Il a beau agiter sa main dans tous les sens, le bras reste accroché. La peur au ventre, il fait demi-tour et se hâte vers le village voisin pour demander de l'aide au curé Caccialubi qu'il connaît bien : " Pendant trois jours et trois nuits, la Squadra viendra sous tes fenêtres et les éléments se déchaîneront. Tu entendras des cris et des pleurs et des supplications qui te demanderont de leur rendre le bras de l'enfant mais toi tu ne pourras pas. Le troisième jour, quand tu entendras les cloches sonner, tu feras du feu dans ta cheminée pour avoir beaucoup de braises et quand les ombres viendront hurler sous ta fenêtre, tu arroseras les braises puis tu en recouvriras le bras de l'enfant et tu le leur jetteras; alors, elles prendront le bras de l'enfant et l'emporteront ".

Tout se passe ainsi que le curé l'avait prédit et Ignaziu peut retrouver une vie normale jusqu'au jour où il se rend compte que la manche droite de sa veste est plus longue que sa manche gauche. Les jours suivants sa manche recouvre entièrement sa main. Il s'en inquiète auprès de son épouse qui lui répond d'une voix atterrée: "Ce n'est pas la manche de ta veste qui s'allonge, c'est ton bras qui raccourcit!".

Affolé, Ignaziu s'en va à nouveau consulté le bon curé Caccialubi : " Les morts n'ont pas voulu te pardonner. Si tu veux vivre, à présent il ne te reste plus qu'à les affronter. Ton corps est maintenant possédé par un esprit qui veut t'habiter entièrement ".

Il n'y a pas d'autres solutions pour Ignaziu. Il se rend à l'endroit où la squadra d'Arroza lui était apparue. Elle est là qui l'attend: "Si ton curé ne s'en était pas mêlé tu serais déjà avec nous et l'esprit qui t'habite aurait déjà pris ta place. Si tu veux que ta faute soit pardonnée et que le sortilège cesse, tu dois combattre et accepter de rejoindre toutes ces âmes en peine pour les aider. Seul un humain peut y arriver. Acceptes-tu ? "

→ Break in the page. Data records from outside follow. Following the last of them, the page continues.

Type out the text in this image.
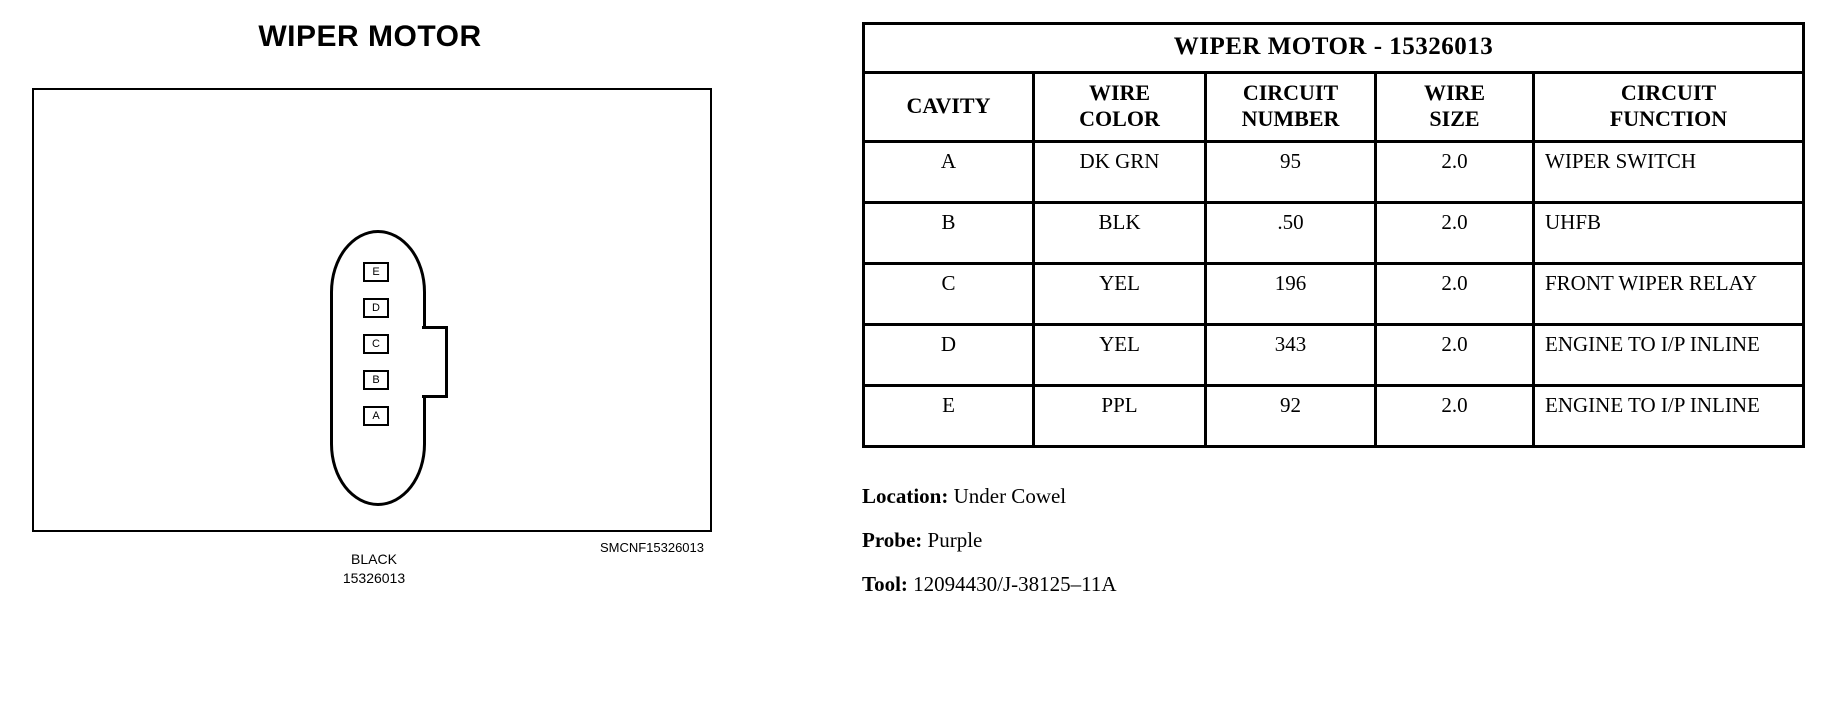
WIPER MOTOR
E
D
C
B
A
BLACK
15326013
SMCNF15326013
WIPER MOTOR - 15326013				

CAVITY

WIRE
COLOR

CIRCUIT
NUMBER

WIRE
SIZE

CIRCUIT
FUNCTION

A	DK GRN	95	2.0	WIPER SWITCH
B	BLK	.50	2.0	UHFB
C	YEL	196	2.0	FRONT WIPER RELAY
D	YEL	343	2.0	ENGINE TO I/P INLINE
E	PPL	92	2.0	ENGINE TO I/P INLINE
Location: Under Cowel
Probe: Purple
Tool: 12094430/J-38125–11A
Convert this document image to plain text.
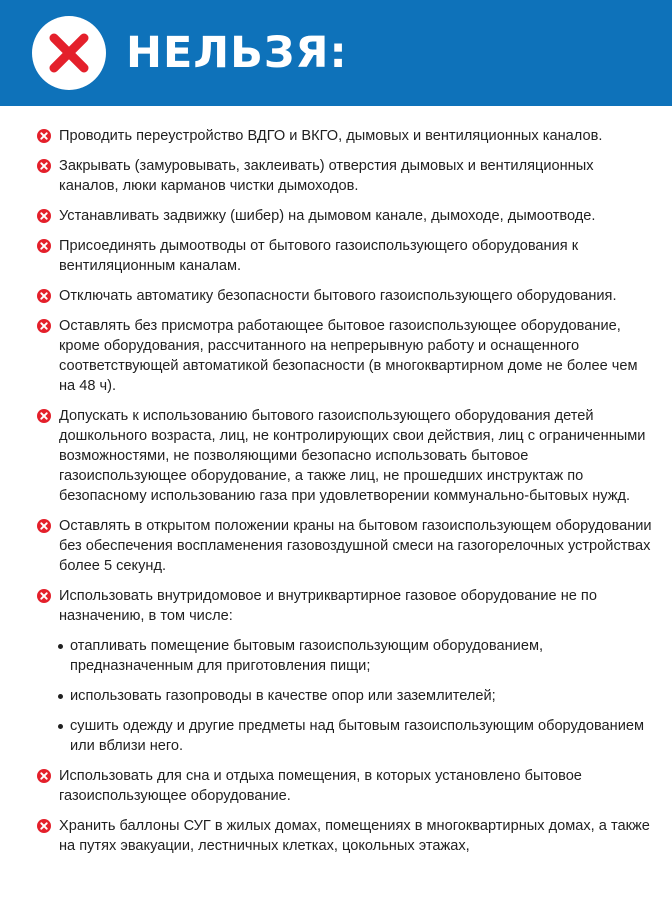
НЕЛЬЗЯ:
Проводить переустройство ВДГО и ВКГО, дымовых и вентиляционных каналов.
Закрывать (замуровывать, заклеивать) отверстия дымовых и вентиляционных каналов, люки карманов чистки дымоходов.
Устанавливать задвижку (шибер) на дымовом канале, дымоходе, дымоотводе.
Присоединять дымоотводы от бытового газоиспользующего оборудования к вентиляционным каналам.
Отключать автоматику безопасности бытового газоиспользующего оборудования.
Оставлять без присмотра работающее бытовое газоиспользующее оборудование, кроме оборудования, рассчитанного на непрерывную работу и оснащенного соответствующей автоматикой безопасности (в многоквартирном доме не более чем на 48 ч).
Допускать к использованию бытового газоиспользующего оборудования детей дошкольного возраста, лиц, не контролирующих свои действия, лиц с ограниченными возможностями, не позволяющими безопасно использовать бытовое газоиспользующее оборудование, а также лиц, не прошедших инструктаж по безопасному использованию газа при удовлетворении коммунально-бытовых нужд.
Оставлять в открытом положении краны на бытовом газоиспользующем оборудовании без обеспечения воспламенения газовоздушной смеси на газогорелочных устройствах более 5 секунд.
Использовать внутридомовое и внутриквартирное газовое оборудование не по назначению, в том числе:
отапливать помещение бытовым газоиспользующим оборудованием, предназначенным для приготовления пищи;
использовать газопроводы в качестве опор или заземлителей;
сушить одежду и другие предметы над бытовым газоиспользующим оборудованием или вблизи него.
Использовать для сна и отдыха помещения, в которых установлено бытовое газоиспользующее оборудование.
Хранить баллоны СУГ в жилых домах, помещениях в многоквартирных домах, а также на путях эвакуации, лестничных клетках, цокольных этажах,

Ignaziu accepte et aussitôt le sol se dérobe sous ses pas. Il est aspiré par un tourbillon et tombe dans un gouffre sans fin qui le précipite au centre de la terre où des suppliciés aux formes décharnées l'appellent à l'aide en lui tendant leurs bras. Partout, au milieu d'un froid glacial, malgré les flammes infernales, ce ne sont  que des corps enchaînés qui se tordent, des âmes qui se traînent dans des torrents de larmes et de gémissements.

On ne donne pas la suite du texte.